很快,三人就到了對應層級,進入其中一間最大的虛擬訓練室,言冽走向訓練室中間的控製終端,熟練的將這些陣法圖譜導入其中。
隨著陣法圖譜被載入,空曠的金屬房間亮起柔和的白光,三人的腳下迅速亮起繁複的星辰紋路,七顆虛幻的光點緩緩飄起,在他們的周圍沉浮。

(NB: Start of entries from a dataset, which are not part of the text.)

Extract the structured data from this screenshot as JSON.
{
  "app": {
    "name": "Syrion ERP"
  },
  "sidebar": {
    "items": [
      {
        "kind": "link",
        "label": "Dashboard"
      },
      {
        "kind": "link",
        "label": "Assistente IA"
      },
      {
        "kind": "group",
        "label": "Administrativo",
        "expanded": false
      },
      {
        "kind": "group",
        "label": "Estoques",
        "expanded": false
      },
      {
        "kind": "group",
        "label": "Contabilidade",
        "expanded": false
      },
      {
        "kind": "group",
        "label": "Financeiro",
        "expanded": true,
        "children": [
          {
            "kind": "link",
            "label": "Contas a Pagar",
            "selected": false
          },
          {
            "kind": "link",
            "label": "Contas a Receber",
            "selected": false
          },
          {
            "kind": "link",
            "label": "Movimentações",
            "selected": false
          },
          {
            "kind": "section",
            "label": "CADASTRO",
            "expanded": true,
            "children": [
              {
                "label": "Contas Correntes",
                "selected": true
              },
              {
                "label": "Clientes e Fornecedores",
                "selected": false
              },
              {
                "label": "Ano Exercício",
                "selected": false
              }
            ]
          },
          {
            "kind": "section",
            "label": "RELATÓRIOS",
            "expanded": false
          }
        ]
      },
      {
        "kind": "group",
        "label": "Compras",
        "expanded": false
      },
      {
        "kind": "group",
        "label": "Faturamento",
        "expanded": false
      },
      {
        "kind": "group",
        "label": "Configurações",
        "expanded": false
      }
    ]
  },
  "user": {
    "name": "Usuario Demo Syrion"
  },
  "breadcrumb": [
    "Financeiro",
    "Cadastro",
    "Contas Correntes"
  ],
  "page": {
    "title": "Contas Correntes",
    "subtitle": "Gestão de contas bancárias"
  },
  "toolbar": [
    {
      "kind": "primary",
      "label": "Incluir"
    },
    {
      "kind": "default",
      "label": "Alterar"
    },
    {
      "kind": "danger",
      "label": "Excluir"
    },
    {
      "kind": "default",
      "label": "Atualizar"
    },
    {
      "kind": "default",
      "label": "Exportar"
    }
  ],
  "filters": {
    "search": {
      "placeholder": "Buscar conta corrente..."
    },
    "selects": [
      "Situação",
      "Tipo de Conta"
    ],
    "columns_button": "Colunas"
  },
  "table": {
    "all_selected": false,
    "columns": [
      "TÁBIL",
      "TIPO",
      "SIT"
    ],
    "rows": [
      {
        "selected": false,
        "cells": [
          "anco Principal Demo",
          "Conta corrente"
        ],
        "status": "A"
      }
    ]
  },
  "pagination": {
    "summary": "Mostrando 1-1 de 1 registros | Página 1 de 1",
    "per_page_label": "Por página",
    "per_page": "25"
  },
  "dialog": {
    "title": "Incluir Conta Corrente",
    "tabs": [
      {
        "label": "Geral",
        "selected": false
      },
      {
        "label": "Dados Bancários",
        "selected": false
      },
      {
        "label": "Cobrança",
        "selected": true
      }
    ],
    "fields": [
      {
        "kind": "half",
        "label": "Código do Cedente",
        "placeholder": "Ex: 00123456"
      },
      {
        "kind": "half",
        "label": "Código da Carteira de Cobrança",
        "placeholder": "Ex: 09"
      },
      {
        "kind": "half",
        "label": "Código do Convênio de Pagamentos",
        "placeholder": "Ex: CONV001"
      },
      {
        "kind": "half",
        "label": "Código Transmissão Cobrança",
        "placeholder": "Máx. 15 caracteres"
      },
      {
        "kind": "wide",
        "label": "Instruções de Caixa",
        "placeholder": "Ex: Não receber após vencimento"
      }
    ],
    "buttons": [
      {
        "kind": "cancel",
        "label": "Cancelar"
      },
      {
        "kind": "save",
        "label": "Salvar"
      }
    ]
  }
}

言冽深吸一口氣,精神力延伸而出,同時勾連了五顆光點。
“準備。”
陸星河與蘇可樓分立兩側,神色肅穆。
“起陣!”
隨著言冽一聲低喝,三人體內的內力按照圖譜所示,瞬間奔湧而出。
陸星河周身星光大盛,一股沉穩厚重的氣息以他為中心擴散開來。
蘇可樓身邊則浮現出淡淡的粉色光暈,在大陣尾部散發著銳利的殺伐之氣。
而在言冽身上,五道截然不同,卻又同樣浩瀚的星辰之力,猛然爆發。
玉衡的溫潤,天璿的幽深,天璣的狂野,開陽的剛猛,天權的肅殺。
五種力量在他體內瘋狂衝撞,試圖找到一個平衡點。
言冽的身體劇烈地顫抖了一下。
僅僅是瞬間的引動,他體外剛剛凝聚冇多久的隱脈就傳來一陣陣撕裂般的劇痛。
“轟!”
陣法僅僅維持了不到一分鐘,便轟然潰散。
狂暴的內力亂流在訓練室中肆虐。
言冽大口大口地喘著粗氣,汗水浸透了他的後背,整個人像是剛從水裡撈出來一樣。
陸星河快步上前,遞過來一瓶紫牛能量飲料。
言冽接過來,擰開蓋子,一口氣喝了個精光。
冰涼的液體順著喉嚨滑下,稍微緩解了現實之中並不存在的經脈灼痛感。
畢竟這種隱脈隻是剛剛成型,自己什麼特殊功能都冇摸索出來,用起來也十分生疏,第一次能撐過三分鐘已經很不錯了。
陸星河和蘇可樓剛想開口說些什麼。
言冽卻已經站直了身體,將空瓶子準確地扔進遠處的回收口。
“再來。”
第二次,三分鐘
第三次,六分鐘。
第四次,十分鐘。
第五次,這次最先撐不住的反而是陸星河。
作為陣法中樞,他承受的壓力同樣巨大,當陣法運轉到第十五分鐘時,他眼前一黑,身體晃了晃,直接坐倒在地。
這一次,換作言冽慢悠悠地走過去,遞給他一瓶飲料。
陸星河接過飲料,也是一口氣喝完,他抬頭看著言冽那張蒼白卻依舊平靜的臉,半晌才憋出一句話。
“你小子……真是個怪物,這麼練是真不要命啊。”
言冽挑了挑眉毛,冇說什麼,隻是轉身又遞了一瓶飲料給同樣搖搖欲墜的蘇可樓。
三人喝完飲料,簡單修整之後,便又一次投入到近乎自虐的訓練之中。